When things go wrong for our children or team, as parents and coaches, we often revert back to our own youth athletic experiences. If it happened to us and we survived and maybe even thrived, then we should use it with our children and the teams we coach. Our first coaching and parenting role models are the people that coached us and our own parents. Growth happens through education…CYCLES ARE BROKEN BY EDUCATION AND THEN ACTION…people learn what works for them and how it may or may not be more effective than what they experienced.
A coach or parent must be brave in order to break the cycle of poor coaching or parenting practices in regard to athletics. This individual will be breaking time honored traditions, passed down from one generation to the next, that all had negative consequences for sport participants. It is also likely, that other peers will be stuck in the cycle of poor practices applying negative pressure to the individual for attempting to improve. A tough situation for most, but coaches and parents do exist that have decided to break from tradition and create an experience focused on creating an environment of success around the team and at home.
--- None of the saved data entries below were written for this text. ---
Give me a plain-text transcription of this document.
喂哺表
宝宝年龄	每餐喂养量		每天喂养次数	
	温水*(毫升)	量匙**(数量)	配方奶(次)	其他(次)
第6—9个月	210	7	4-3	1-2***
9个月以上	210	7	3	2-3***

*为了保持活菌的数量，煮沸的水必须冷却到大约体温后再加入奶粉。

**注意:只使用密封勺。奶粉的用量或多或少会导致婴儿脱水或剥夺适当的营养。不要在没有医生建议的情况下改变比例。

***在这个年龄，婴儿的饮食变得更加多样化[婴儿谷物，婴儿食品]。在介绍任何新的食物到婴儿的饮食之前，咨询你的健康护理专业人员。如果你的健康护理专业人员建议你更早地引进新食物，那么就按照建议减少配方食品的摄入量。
Examples of the cycle of poor coaching and parenting practices are below:
- The collegiate soccer team I coach has just lost three games in a row. That must mean we are not in good enough shape and should do more fitness activities to improve.
- I sat quietly and watched my child strike out at his baseball game. In the next at bat I yelled at him to “Get it Together” and he hit a double.
- The players I coach will only give their best effort during practice after running suicides and a long lecture on effort.
- The basketball coaches I watch on television are always yelling and screaming at their players and my coach used to do that to me. That must be the best way to coach.
- Miranda was acting out today at training and I threw her out of the session. That used to happen to players on the team I played for.
- I watched Dominick and his team mentally prepare for their game today with a session focused on imagery. After the game in which I though Dominick played terrible, I told him that imagery stuff is useless.
- When I played sports my Dad coached me. I have not received any training in coaching but how hard can it be…my Dad used to coach all of my teams.
- John and Fred have been acting out during training. I will punish them by putting them in the weight room for additional “penalty” training at 6AM.
- My Mom keeps telling me that I should be in the game more and that my coach does not know what he is doing. I do not know whom to listen to anymore, my coach or my Mom?
- When I played football growing up, a little injury never slowed me down. Walk it off and then get back in for the next play or you may never get back on the field.
Ideas to improve parenting, coaching, and communication have been abundant since our youth sport experiences happened numerous years ago. Learning occurs through numerous resources such as reading, mentoring, watching videos, listening to books, and observing others. Take an opportunity to learn if what the coach is telling your child is the best method, if your after the game behavior is appropriate, and how you can be instrumental in creating an environment of success through intentional positive interaction.
We almost always go back to what happened to us during our time in athletics especially in times of perceived despair…BREAK THE CYCLE OF POOR PARENTING AND COACHING PRACTICES TODAY!